If Tiger Woods weren't Tiger Woods, if his image hadn't been tarnished by a drunken-driving arrest and his back injured so badly that he could barely walk a few years ago, his victory in the 2019 Masters tournament wouldn't have been the same.

Not as inspiring for fans, who were thrilled to see the 43-year-old walk away with his fifth green jacket after recovering from four surgeries on his knee and an equal number on his back.

And not as lucrative for Nike, the sports-apparel giant that stuck with Woods through a decade of lows to reap millions in free advertising as TV reporters followed the champion's trek toward a comeback.

"It's all about the camera shots," said Eric Smallwood, president of advertising consultant Apex Marketing, who estimated that visuals of Woods' Nike-branded hat, shirt, pants, and shoes were worth $22.5 million to the Beaverton, Ore.-based company. "They pretty much followed him around. Every time he swung a club, except four or five times, he was on camera."

Monster Energy drinks, whose logo adorns Woods' golf bag, garnered about $958,333 worth of air time, according to Apex. Bridgestone, which makes his golf balls, netted about $134,167.

"If anyone else had won, we wouldn't be hearing this story the way we're going to be hearing this story — for a very long time," Eric Yaverbaum, who runs New York-based Ericho Communications and has spent 35 years in marketing and public relations, told the Washington Examiner. "The thing about redemption arcs is people love them. They're dramatic, they're cinematic, they give us someone to root for."

With long experience in employing headline-making athletes as representatives, Nike was ready to seize the moment. It posted an ad built around the victory the same day, urging viewers to chase "crazy dreams" and noting that Woods had moved another step closer to his lifetime goal of topping the 18 major wins picked up by Jack Nicklaus.

"It's crazy to think a 43-year-old who has experienced every high and every low and has just won his 15th major is chasing the same dream as a 3-year-old," the company says in the spot, which includes black-and-white footage of Woods as a child jumping up and down after sinking a putt.

[Related: Trump giving Tiger Woods the Presidential Medal of Freedom for comeback in sports and life]

Nike, which signed an endorsement contract with Woods in 1996, has also generated controversy with such arrangement at times.

A 2013 campaign with the golfer, who was then rebounding after a 2010 divorce from Swedish model Elina Nordegren and intense media coverage of extramarital affairs, used the slogan, "Winning takes care of everything."

Last year, when the French Open banned catsuits like the Nike garment that tennis star Serena Williams wore in May, the company responded with a Twitter post.

"You can take the superhero out of her costume, but you can never take away her superpowers," Nike said, a reference to Williams' statement that wearing the suit made her feel like a superhero.

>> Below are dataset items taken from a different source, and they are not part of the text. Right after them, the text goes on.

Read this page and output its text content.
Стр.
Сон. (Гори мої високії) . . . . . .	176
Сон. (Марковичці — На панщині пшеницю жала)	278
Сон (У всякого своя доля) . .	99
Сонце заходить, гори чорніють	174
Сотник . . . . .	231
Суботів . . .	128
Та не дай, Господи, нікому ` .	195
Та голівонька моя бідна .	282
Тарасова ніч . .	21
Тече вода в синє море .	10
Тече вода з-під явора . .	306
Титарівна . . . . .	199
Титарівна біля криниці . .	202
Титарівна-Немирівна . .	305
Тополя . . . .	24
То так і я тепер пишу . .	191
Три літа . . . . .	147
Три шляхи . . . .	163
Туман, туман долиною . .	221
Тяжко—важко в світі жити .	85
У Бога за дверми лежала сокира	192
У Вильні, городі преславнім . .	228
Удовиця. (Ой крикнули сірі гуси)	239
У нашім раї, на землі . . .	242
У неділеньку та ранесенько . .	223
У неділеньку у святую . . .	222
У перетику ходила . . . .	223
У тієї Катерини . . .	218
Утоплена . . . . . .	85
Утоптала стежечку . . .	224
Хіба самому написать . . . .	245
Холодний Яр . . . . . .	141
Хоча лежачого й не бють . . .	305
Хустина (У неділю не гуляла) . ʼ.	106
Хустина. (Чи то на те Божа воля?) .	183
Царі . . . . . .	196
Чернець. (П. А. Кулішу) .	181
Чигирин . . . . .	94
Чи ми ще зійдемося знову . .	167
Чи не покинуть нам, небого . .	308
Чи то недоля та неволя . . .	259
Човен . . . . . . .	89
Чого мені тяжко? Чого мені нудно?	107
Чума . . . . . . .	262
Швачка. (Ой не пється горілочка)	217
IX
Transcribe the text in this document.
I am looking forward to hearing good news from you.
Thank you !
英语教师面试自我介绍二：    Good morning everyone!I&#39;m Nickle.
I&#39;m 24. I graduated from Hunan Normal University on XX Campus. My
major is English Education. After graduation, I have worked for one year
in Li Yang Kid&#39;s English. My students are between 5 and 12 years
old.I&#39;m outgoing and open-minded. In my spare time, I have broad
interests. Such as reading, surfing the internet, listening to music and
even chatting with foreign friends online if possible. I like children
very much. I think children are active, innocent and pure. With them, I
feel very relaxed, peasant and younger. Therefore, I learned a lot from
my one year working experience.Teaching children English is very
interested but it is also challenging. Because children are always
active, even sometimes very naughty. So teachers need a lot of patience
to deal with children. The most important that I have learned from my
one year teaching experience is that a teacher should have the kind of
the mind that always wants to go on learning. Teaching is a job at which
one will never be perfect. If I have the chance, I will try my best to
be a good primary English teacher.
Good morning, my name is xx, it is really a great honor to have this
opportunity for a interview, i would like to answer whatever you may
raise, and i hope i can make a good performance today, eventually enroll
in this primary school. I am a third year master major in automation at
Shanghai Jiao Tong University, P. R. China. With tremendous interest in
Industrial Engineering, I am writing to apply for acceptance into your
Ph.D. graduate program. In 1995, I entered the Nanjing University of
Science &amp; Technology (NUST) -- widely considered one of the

President Trump, who has condemned another of Nike's representatives, Colin Kaepernick, the former NFL quarterback who made headlines by kneeling during the national anthem to protest police brutality, had nothing but praise for Woods, promising to present him with the Presidential Medal of Freedom.

Should Woods be a Masters contender again in 2020, his sponsors stand to reap an even bigger windfall, said Yaverbaum, who routinely advises clients to "show up where the story is already happening."

Woods is "a legend," he said, and if his 2019 win represents a return to form, "you can expect that there will be an ongoing narrative."

In the immediate aftermath of Woods' victory, the realization hadn't quite sunk in, the golfer told reporters during a news conference at the Augusta National, the Georgia course where the Masters is played.

"I had serious doubts after what transpired a couple of years ago," he said. "I could barely walk. I couldn’t sit. Couldn’t lay down. Couldn't do much of anything. Luckily, I had the procedure on my back, which gave me a chance at having a normal life. Then, all of a sudden, I realized I could swing a golf club again."